Without the workflow, the same spec typically takes 2-4 hours of writing time, spread across 1-3 days. The compression isn't because the AI is doing the thinking; it's because the AI is doing the structural work, freeing the human to focus on judgment calls.
What this workflow doesn't do
A few honest caveats.
The first draft isn't shippable. It's a starting point for review. The team that was in the meeting will have edits. Reviewers will have questions. The spec needs at least one round of feedback before it's done. The workflow saves the writing time, not the iteration time.
Some meetings don't compress. If the meeting was a brainstorm with no real decisions, the workflow produces a thin spec that mostly reveals the meeting didn't actually conclude. This is useful signal — the meeting needs a follow-up — but the workflow can't manufacture decisions that weren't made.
The AI sometimes hallucinates. It can confidently summarize a decision that wasn't actually made, or attribute a quote to the wrong person. The human has to read carefully and check against the transcript. This is the one step you can't skip.
Domain language matters. If your meeting involves heavy use of internal jargon, the AI will sometimes miss the meaning. Engineering meetings are particularly prone to this. Reading the AI output critically is essential.
The compound benefit
The most interesting thing about this workflow is what happens over time. When the gap between decision and spec drops from "3-day delay" to "20 minutes after the meeting", a few things change in how the team operates:
- Meetings produce specs more reliably. When the writing step is cheap, people do it. When it's expensive, they don't.
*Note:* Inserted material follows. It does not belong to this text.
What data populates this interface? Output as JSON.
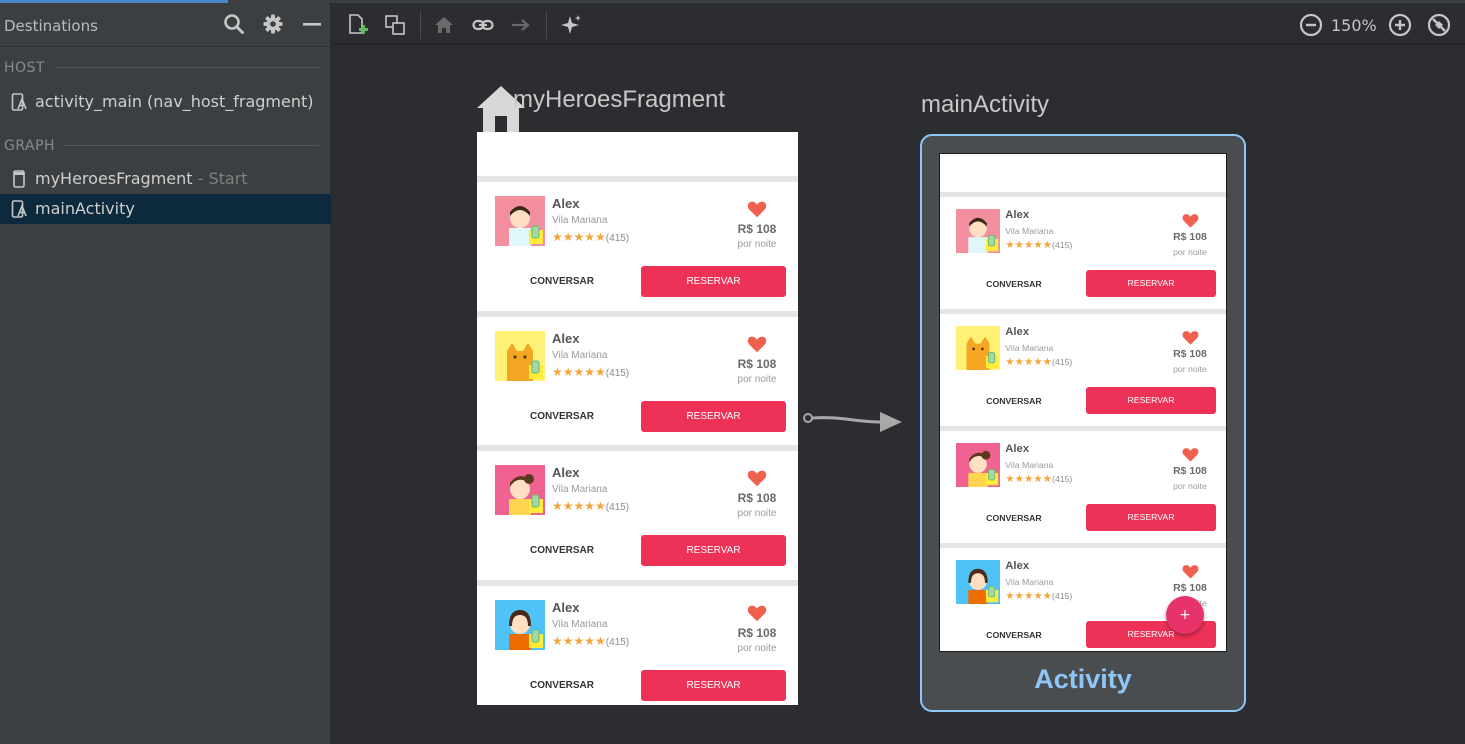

- Specs get reviewed while the meeting is fresh. Reviewers remember the context. Their feedback is sharper. Spec quality goes up.
- Decisions get questioned faster. If a decision was made on Monday and the spec is reviewed on Wednesday, anyone uncomfortable with the decision can push back while it's still cheap to change. With a 1-week gap, the decision often becomes load-bearing for other work before anyone has a chance to push back.
- Documentation actually exists. This sounds obvious but is the most underrated outcome. Most product decisions in most companies are not well documented. The workflow makes documentation cheap enough that it actually happens.
A small political note
A side benefit nobody talks about: when the AI does the structuring, the spec is less "the writer's version of what happened" and more a structured surface of what was actually said. This reduces a category of soft conflict — "you wrote up the meeting unfairly" — that happens more than people admit.
The AI's draft is neutral, in the sense that it doesn't have a political stake in how the decision is framed. The human edit is where bias enters, but the starting point is less loaded. For controversial decisions, this matters.
The 20-minute promise
Twenty minutes is not an exaggeration. We've done this dozens of times. The first time you do it, it might take 40 minutes — you'll be checking the AI's work carefully and getting used to the workflow. By the third or fourth time, you'll be at 20 minutes consistently.
The thing this replaces — "I'll write this up", followed by 3 days of guilt and a half-finished doc — is one of the most consistent productivity losses in product work. Closing it makes a real difference, both for the work itself and for the team's sanity.
If you've ever opened a Google Doc, stared at it for ten minutes, and then closed it to "come back tomorrow", this workflow is for you. The doc tomorrow is no longer required. The doc is twenty minutes after the meeting.